Friday, August 29, 2008

The Snowflake and the Candle.



Dear Ms. Which are you?

Candles sizzle and pop
In an angry and desperate struggle.

Each snowflake fights and leans
To avoid the searing heat.

Until the two should collide
in one last desperate battle.

The candle anchored to its moorings
With only a wick to do its bidding.

The snowflakes path of freedom
form sea to sky to its chilly plunge.

The snowflakes gentle fall last lifted
By the hot and raising winds of fate.

One last hopeful tumble follows
Ten thousand feet of thoughtless dancing.

Then crackle or pop
As well as it may suite you.

And in that one instance along
fire turns to smoke or snowflake to water.

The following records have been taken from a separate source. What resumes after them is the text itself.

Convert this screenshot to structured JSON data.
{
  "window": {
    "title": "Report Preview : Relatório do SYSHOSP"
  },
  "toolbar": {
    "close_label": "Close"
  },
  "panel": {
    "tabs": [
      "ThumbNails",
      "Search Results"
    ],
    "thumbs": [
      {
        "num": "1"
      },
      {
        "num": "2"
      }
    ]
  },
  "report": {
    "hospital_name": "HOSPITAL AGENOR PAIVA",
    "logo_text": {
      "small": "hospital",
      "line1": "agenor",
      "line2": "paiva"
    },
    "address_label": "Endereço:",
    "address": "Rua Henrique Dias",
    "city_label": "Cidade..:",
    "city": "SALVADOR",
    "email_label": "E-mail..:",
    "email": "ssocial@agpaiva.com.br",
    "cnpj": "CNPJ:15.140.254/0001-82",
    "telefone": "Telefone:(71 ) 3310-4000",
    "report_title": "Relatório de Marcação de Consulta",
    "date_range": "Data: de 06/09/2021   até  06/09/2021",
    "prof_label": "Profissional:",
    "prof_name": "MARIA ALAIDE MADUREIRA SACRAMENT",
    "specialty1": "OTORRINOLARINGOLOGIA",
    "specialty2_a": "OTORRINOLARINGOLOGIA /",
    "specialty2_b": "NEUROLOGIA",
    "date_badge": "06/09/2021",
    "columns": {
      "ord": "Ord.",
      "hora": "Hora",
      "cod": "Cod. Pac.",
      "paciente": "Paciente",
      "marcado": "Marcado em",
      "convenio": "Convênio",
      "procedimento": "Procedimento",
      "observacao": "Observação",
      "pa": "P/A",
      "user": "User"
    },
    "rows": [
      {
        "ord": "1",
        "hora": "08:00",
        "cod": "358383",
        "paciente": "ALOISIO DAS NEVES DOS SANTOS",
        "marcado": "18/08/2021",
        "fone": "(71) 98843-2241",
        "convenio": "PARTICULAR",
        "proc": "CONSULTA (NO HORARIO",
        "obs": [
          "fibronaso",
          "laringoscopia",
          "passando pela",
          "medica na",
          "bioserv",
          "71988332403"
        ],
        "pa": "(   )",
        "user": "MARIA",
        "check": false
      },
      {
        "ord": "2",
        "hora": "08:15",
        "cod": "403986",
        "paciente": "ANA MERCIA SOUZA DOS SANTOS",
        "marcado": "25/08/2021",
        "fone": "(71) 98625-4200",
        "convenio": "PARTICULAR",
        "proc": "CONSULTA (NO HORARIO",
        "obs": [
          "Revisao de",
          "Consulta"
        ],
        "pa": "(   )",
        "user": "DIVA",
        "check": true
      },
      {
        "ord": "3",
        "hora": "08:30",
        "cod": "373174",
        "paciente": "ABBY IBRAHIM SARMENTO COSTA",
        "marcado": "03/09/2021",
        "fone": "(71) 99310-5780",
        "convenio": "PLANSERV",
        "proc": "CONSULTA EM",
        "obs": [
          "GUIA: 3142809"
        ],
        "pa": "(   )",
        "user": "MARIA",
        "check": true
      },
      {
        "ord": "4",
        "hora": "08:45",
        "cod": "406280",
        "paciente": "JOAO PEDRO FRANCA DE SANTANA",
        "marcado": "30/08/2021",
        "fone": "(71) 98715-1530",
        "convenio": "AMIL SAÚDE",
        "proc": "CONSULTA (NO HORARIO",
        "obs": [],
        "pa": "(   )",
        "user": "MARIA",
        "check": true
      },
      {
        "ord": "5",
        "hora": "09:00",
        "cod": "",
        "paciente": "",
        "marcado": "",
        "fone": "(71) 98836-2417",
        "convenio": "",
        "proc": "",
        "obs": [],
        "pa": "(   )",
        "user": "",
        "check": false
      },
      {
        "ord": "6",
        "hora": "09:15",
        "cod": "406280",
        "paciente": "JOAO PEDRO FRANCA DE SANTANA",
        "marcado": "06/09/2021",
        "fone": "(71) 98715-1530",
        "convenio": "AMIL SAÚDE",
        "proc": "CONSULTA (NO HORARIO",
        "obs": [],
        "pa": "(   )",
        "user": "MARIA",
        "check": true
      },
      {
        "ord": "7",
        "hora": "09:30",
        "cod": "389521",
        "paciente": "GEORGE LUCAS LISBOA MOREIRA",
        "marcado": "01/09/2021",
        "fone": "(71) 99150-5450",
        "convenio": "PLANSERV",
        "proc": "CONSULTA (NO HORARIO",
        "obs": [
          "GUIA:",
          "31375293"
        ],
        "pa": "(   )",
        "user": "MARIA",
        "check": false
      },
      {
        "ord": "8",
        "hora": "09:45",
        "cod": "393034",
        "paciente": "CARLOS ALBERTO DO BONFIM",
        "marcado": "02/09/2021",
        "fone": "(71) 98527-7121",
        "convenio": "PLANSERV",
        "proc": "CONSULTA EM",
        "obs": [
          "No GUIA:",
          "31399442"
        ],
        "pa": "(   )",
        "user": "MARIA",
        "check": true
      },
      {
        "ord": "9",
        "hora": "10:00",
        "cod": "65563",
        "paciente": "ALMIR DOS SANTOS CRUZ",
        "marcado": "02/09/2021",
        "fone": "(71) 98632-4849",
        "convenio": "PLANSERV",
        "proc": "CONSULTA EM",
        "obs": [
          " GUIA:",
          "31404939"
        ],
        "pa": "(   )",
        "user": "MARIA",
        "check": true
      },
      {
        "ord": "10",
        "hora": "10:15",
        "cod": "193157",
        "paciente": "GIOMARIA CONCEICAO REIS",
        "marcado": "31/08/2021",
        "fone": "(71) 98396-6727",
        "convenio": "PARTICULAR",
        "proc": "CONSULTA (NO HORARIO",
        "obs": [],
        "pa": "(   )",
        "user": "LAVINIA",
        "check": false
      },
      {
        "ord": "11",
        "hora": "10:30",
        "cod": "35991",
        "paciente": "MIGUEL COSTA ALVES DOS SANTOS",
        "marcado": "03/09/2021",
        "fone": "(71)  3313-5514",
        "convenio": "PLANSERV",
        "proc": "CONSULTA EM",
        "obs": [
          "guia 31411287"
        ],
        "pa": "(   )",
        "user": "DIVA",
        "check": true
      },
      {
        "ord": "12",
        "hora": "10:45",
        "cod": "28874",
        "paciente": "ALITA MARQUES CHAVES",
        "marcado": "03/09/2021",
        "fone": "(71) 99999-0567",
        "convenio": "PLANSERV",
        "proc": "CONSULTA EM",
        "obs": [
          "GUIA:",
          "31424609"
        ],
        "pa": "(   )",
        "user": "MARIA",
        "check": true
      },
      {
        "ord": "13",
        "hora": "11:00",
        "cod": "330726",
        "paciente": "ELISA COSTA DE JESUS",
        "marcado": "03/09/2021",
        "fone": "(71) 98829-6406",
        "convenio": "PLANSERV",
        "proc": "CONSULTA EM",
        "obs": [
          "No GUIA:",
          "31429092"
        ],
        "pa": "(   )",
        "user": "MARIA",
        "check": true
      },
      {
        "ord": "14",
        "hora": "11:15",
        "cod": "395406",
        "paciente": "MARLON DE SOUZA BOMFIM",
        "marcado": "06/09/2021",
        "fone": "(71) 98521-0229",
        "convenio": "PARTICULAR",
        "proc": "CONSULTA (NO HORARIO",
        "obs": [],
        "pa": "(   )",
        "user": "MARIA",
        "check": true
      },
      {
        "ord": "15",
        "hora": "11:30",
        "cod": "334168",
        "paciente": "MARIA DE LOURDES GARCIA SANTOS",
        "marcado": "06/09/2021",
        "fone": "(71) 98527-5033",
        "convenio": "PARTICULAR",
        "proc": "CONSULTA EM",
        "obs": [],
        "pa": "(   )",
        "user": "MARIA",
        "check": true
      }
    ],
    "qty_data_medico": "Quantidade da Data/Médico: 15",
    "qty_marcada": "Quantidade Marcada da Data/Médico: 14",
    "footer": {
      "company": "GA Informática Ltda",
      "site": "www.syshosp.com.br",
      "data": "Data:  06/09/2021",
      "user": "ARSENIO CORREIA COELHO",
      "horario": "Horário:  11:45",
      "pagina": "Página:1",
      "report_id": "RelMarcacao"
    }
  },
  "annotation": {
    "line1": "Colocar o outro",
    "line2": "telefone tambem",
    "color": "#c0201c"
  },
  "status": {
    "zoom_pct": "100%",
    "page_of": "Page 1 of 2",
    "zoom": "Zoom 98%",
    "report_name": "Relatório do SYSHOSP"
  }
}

Without regard to all the history of the world
Only this one moment matters.

Cordell Rich

7 Comments:

Anonymous Anonymous said...

Brilliant observation. Loved the word use.

10:58 AM  
Anonymous Anonymous said...

lovely! I like the words, The snowflakes gentle fall last lifted
By the hot and raising winds of fate.. keep writing! could you read and comment on my poems too? Thank you.

11:04 AM  
Anonymous Anonymous said...

What an amazing observation and narrative to the importance of being in the now.

11:07 AM  
Anonymous Anonymous said...

Understandable choice of words. Only one shall go on. I love it

12:31 AM  
Anonymous Anonymous said...

Clearly, someone has broken your heart and you pour it out here. Does she know? Does she see? Has she been here?

9:10 AM  
Anonymous Anonymous said...

Cordell,

You are welcome. I enjoyed Snowflake a lot.

The old style format was to capitalize the first letter of each line. A more modern style is capitalize exactly the way you would capitalize prose. That's what I usually do. Some people prefer not to capitalize anything.

A more complicated issue is grammar overall - including punctuation. I'm still working on that one. If you are composing an imagistic poem and want to suggest a veiled mood, clarity is not necessarily a high priority. Precise grammar and punctuation serve the interest of clarity which may be contrary to the poem's purpose. Where is the line drawn between imaginative language and bad construction and incompetency?

Diction is also complicated. In the interest of originality and color we want to juxtapose words in fresh arrangements that may stretch the meaning of some of the words. Even so, there is only so far you can go without torturing a word altogether.

I hope all this bull is a little bit useful.

For my own work, I like to try out everything and look for significance in unexpected contexts.

Robert

2:51 PM  
Anonymous Anonymous said...

I gave you a ten for your portrayal of the battle of the elements. Everything in nature is a struggle and yet everything survives with some sense of unity in the opposites.You have a very strong freeform writing style.